For students of both poetry and prose, the Forms course is intended to provide core learning of written forms and literary traditions, and we advise students to register for the appropriate class in their concentration (poetry, fiction, nonfiction) during their first semester. The course requires extensive and varied reading and considers the historical aspects of each form, frequently progressing across time to contemporary published works. In addition, each Forms course requires that students experiment with style and technique in a workshop-type setting.
We encourage entering students to also take their first of two required Craft courses. These hybrid classes offer a combination of reading and writing, and focus on a specific aspect of each genre. In Fiction, the Craft course might examine characterization, plot development or setting. A poetry Craft class could offer study in prose poems, hybrid forms, or ekphrasis. In nonfiction, the distinction between autobiography and memoir, or the essay, might be the focus.
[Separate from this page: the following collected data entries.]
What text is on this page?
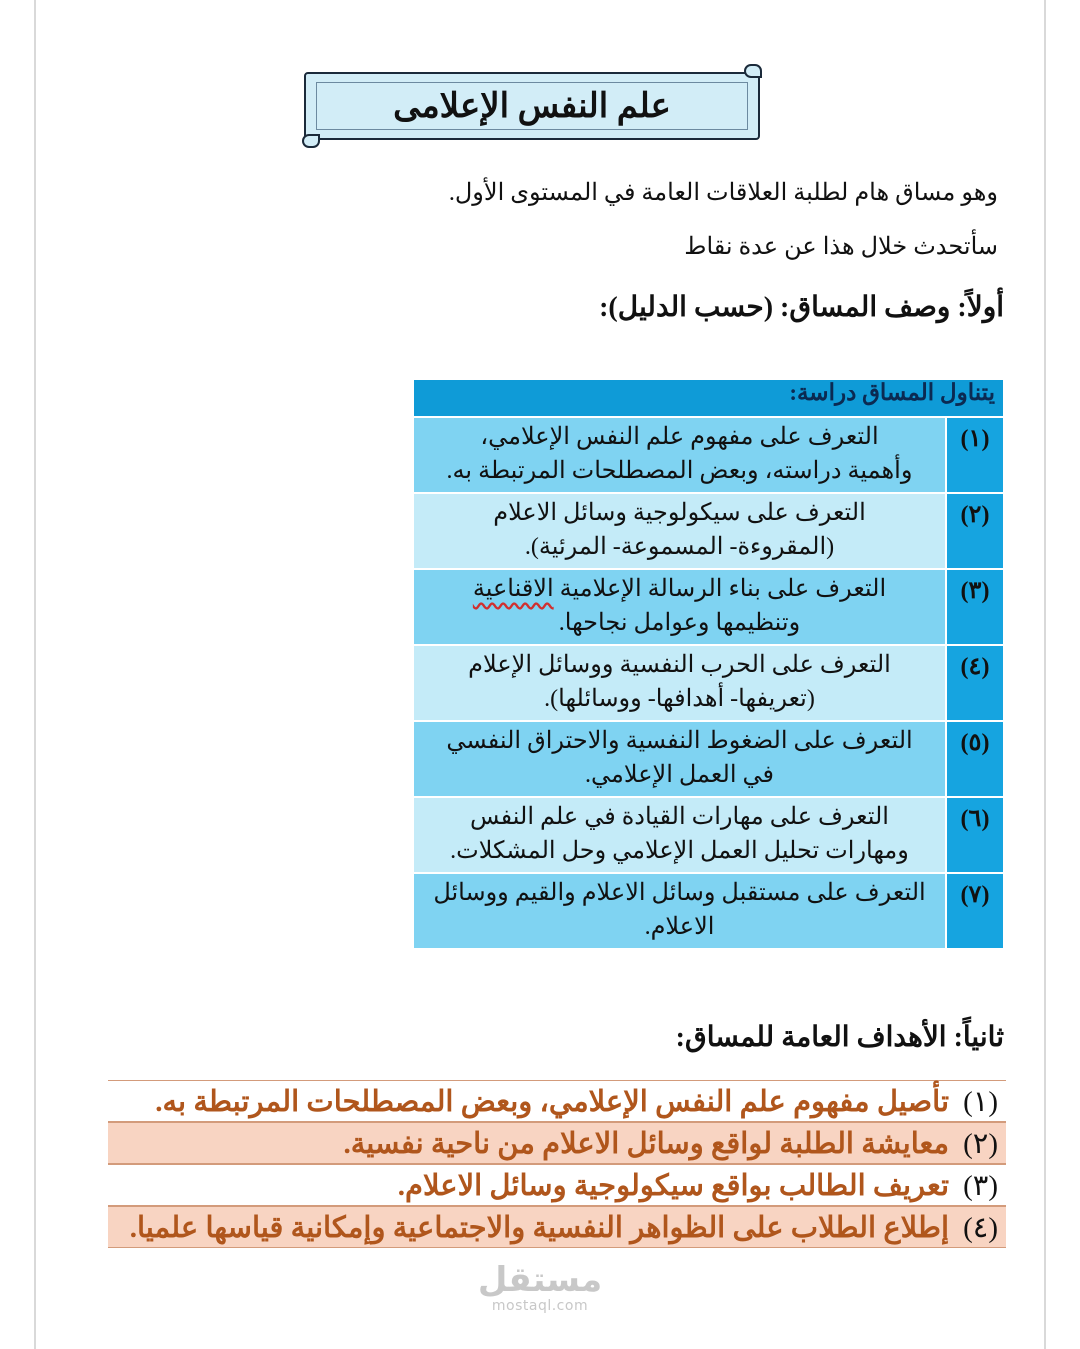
علم النفس الإعلامى
وهو مساق هام لطلبة العلاقات العامة في المستوى الأول.
سأتحدث خلال هذا عن عدة نقاط
أولاً: وصف المساق: (حسب الدليل):
يتناول المساق دراسة:	
(١)	التعرف على مفهوم علم النفس الإعلامي،
وأهمية دراسته، وبعض المصطلحات المرتبطة به.

(٢)	التعرف على سيكولوجية وسائل الاعلام
(المقروءة- المسموعة- المرئية).

(٣)	التعرف على بناء الرسالة الإعلامية الاقناعية
وتنظيمها وعوامل نجاحها.

(٤)	التعرف على الحرب النفسية ووسائل الإعلام
(تعريفها- أهدافها- ووسائلها).

(٥)	التعرف على الضغوط النفسية والاحتراق النفسي
في العمل الإعلامي.

(٦)	التعرف على مهارات القيادة في علم النفس
ومهارات تحليل العمل الإعلامي وحل المشكلات.

(٧)	التعرف على مستقبل وسائل الاعلام والقيم ووسائل
الاعلام.
ثانياً: الأهداف العامة للمساق:
(١)
تأصيل مفهوم علم النفس الإعلامي، وبعض المصطلحات المرتبطة به.
(٢)
معايشة الطلبة لواقع وسائل الاعلام من ناحية نفسية.
(٣)
تعريف الطالب بواقع سيكولوجية وسائل الاعلام.
(٤)
إطلاع الطلاب على الظواهر النفسية والاجتماعية وإمكانية قياسها علميا.
مستقل
mostaql.com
During their time in the MFA Program, students will take at least three Workshops. Each concentration offers both a regular Workshop (at the 600- level) and an Advanced Workshop (at the 700-level). The regular Workshop is geared towards students who are generating material and experimenting with different forms and projects, while the Advanced Workshop focuses on revision and mastery. Our Program is unique in also requiring students to take an out-of-genre Workshop, something that many other creative writing programs neither allow nor encourage. Our philosophy is that experimenting across genres creates more fully-formed writers, bringing together practitioners of different disciplines in order to facilitate a richer artistic dialogue.
Two required literature courses are also part of our MFA curriculum, and they typically include both traditional textual analysis and creative responses to the texts. Electives may include further Workshops, literature courses, craft seminars, or pedagogical courses.
Our two pedagogical courses focus on instruction of composition and literature. While they are required for all teaching graduate assistants, they are also open to non-TA students. The courses prepare writers to teach at the college or university level after the completion of their degrees.